Nesta segunda (19), acordei acreditando numa conversão religiosa em nossa imprensa esportiva: praticamente toda ela clamava contra a ganância no futebol.
Perplexo, fui verificar se logo também condenariam a usura e admoestariam os banqueiros, patrocinadores de seus programas.
Nada disso ocorreu. Ficaram apenas na condenação da ganância de uma dúzia de empresários de clubes europeus, os quais lançaram na noite anterior um novo torneio super exclusivo.
Bem ao estilo camarote VIP, os clubes responsáveis pela nova empreitada figuram no topo da elite esportiva mundial. São eles: Arsenal, Chelsea, Liverpool, Manchester City, Manchester United e Tottenham, pela Inglaterra; Inter de Milão, Juventus e Milan (Itália); e Atlético de Madrid, Barcelona e Real Madrid (Espanha).
Com estes, faltariam apenas os alemães Bayern de Munique, Bayern Leverkusen e Borussia Dortmund, além do francês Paris Saint-German, para estar completo a lista dos maiores clubes do mundo.
Na prática, o novo torneio mataria a velha Champions League e faria das ligas nacionais a meros estaduais de luxo.
Da esq. p/ a dir.: Lewandowski, Messi, Ronaldo e Salah |
No entanto, não há surpresa nesta iniciativa, salvo a de terem demorado tanto tempo para lançar tal ideia. E vem daí minha perplexidade com os comentaristas esportivos do Brasil.
Faz pelo menos uns 30 anos que o futebol mundial se transformou em máquina de fazer dinheiro. Numa ascendente, clubes foram sendo transformados em empresas e, logo, em multinacionais. Valores estratosféricos foram sendo pagos a jogadores e os seus passes começaram a ser cotados na casa dos milhões e até bilhões de dólares.
Na lógica neoliberal de tudo ser privatizado, os clubes também o foram, com as principais equipes europeias sendo compradas por oligarcas russos, sheiks árabes ou magnatas chineses.

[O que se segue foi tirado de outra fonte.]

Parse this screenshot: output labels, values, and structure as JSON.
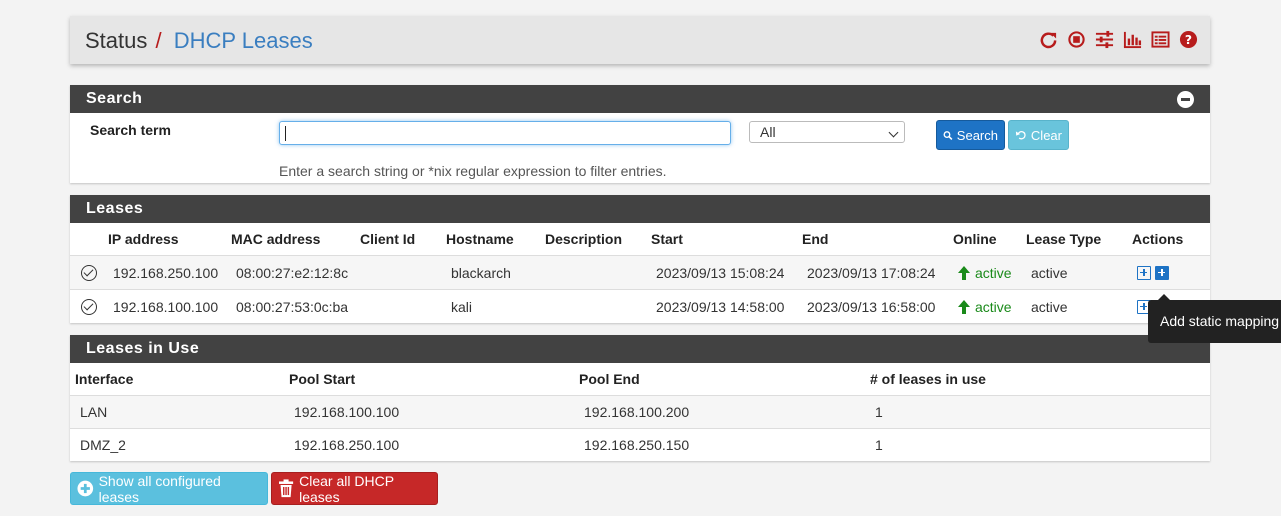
{
  "header": {
    "breadcrumb_root": "Status",
    "breadcrumb_sep": "/",
    "breadcrumb_page": "DHCP Leases",
    "icons": [
      "reload-icon",
      "stop-icon",
      "settings-icon",
      "chart-icon",
      "log-icon",
      "help-icon"
    ],
    "icon_color": "#b71c1c"
  },
  "search": {
    "title": "Search",
    "label": "Search term",
    "input_value": "",
    "filter_selected": "All",
    "search_button": "Search",
    "clear_button": "Clear",
    "help_text": "Enter a search string or *nix regular expression to filter entries."
  },
  "leases": {
    "title": "Leases",
    "columns": [
      "IP address",
      "MAC address",
      "Client Id",
      "Hostname",
      "Description",
      "Start",
      "End",
      "Online",
      "Lease Type",
      "Actions"
    ],
    "rows": [
      {
        "ip": "192.168.250.100",
        "mac": "08:00:27:e2:12:8c",
        "client_id": "",
        "hostname": "blackarch",
        "description": "",
        "start": "2023/09/13 15:08:24",
        "end": "2023/09/13 17:08:24",
        "online": "active",
        "lease_type": "active"
      },
      {
        "ip": "192.168.100.100",
        "mac": "08:00:27:53:0c:ba",
        "client_id": "",
        "hostname": "kali",
        "description": "",
        "start": "2023/09/13 14:58:00",
        "end": "2023/09/13 16:58:00",
        "online": "active",
        "lease_type": "active"
      }
    ]
  },
  "in_use": {
    "title": "Leases in Use",
    "columns": [
      "Interface",
      "Pool Start",
      "Pool End",
      "# of leases in use"
    ],
    "rows": [
      {
        "interface": "LAN",
        "pool_start": "192.168.100.100",
        "pool_end": "192.168.100.200",
        "count": "1"
      },
      {
        "interface": "DMZ_2",
        "pool_start": "192.168.250.100",
        "pool_end": "192.168.250.150",
        "count": "1"
      }
    ]
  },
  "tooltip": "Add static mapping",
  "bottom_buttons": {
    "show_all": "Show all configured leases",
    "clear_all": "Clear all DHCP leases"
  },
  "colors": {
    "accent": "#1e73c5",
    "danger": "#c62828",
    "info": "#5bc0de",
    "online": "#1a8a1a"
  }
}
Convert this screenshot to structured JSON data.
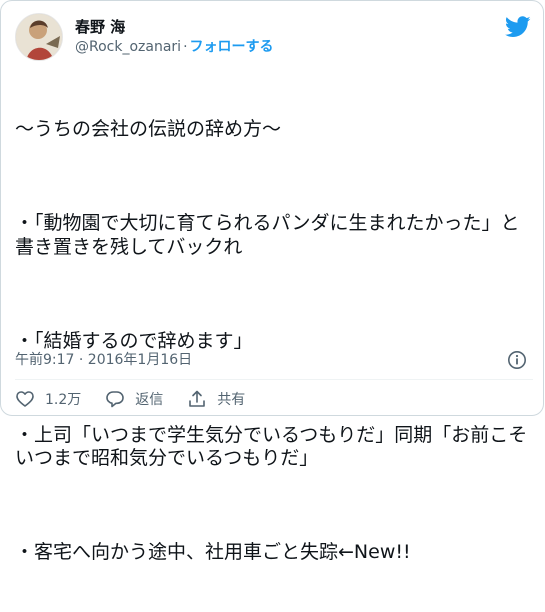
{
  "user": {
    "display_name": "春野 海",
    "handle": "@Rock_ozanari",
    "separator": "·",
    "follow_label": "フォローする"
  },
  "tweet": {
    "paragraphs": [
      "～うちの会社の伝説の辞め方～",
      "・「動物園で大切に育てられるパンダに生まれたかった」と書き置きを残してバックれ",
      "・「結婚するので辞めます」",
      "・上司「いつまで学生気分でいるつもりだ」同期「お前こそいつまで昭和気分でいるつもりだ」",
      "・客宅へ向かう途中、社用車ごと失踪←New!!"
    ],
    "timestamp": "午前9:17 · 2016年1月16日"
  },
  "actions": {
    "like_count": "1.2万",
    "reply_label": "返信",
    "share_label": "共有"
  },
  "icons": {
    "bird": "twitter-bird-icon",
    "info": "info-icon",
    "like": "heart-icon",
    "reply": "reply-bubble-icon",
    "share": "share-upload-icon"
  },
  "colors": {
    "accent": "#1d9bf0",
    "text": "#0f1419",
    "muted": "#536471",
    "border": "#cfd9de"
  }
}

Gente sem ideia da diferença entre um volante e um lateral direito, mas com pleno conhecimento do valor de um cifrão.
Para estes indivíduos, o jogo em si não é o mais importante. Lucram mais com a venda de penduricalhos relacionados aos clubes e com as transmissões na TV do que com a ida dos torcedores aos estádios.
E, óbvio, possuem interesse zero em jogos inúteis com clubes da Turquia ou de algum vilarejo do interior da Inglaterra. Eles querem o espetáculo contínuo, audiência permanente, só possível de ser obtidos em partidas com a nata do futebol.
Empresários, não aspiram apenas ao lucro, mas também ao oligopólio. Daí seu máximo empenho em deterem os maiores astros e hegemonizarem os torcedores –fãs, na nomenclatura neoliberal– nos principais mercados consumidores, os da populosa Ásia e dos EUA.
Os europeus, nesta equação, são apenas o pano de fundo, ou a plateia, do espetáculo. Irônico a Europa terminar sendo tratada igual tratava os latino-americanos, enquanto mero produtores de mercadorias destinadas ao consumo estrangeiro.
Quando o futebol entrou na lógica de mercado e se transformou em business, ele também entrou na lógica neoliberal da oligopolização e do tratoramento dos mais fracos. Portanto, a criação da Superliga é apenas mais um passo neste processo e, de modo algum, exemplo de suposta ganância. O capital não tem moralidade.
O moralismo nunca dará conta de compreender a dinâmica econômica e social do mundo. É assim na política e também no futebol.
Por isso, só é possível entender este movimento dos maiores clubes do planeta se levarmos em conta a dinâmica oligopolista do capitalismo contemporâneo, no qual as mercadorias já não possuem mais pátria ou cultura, sejam elas um celular ou uma partida de futebol.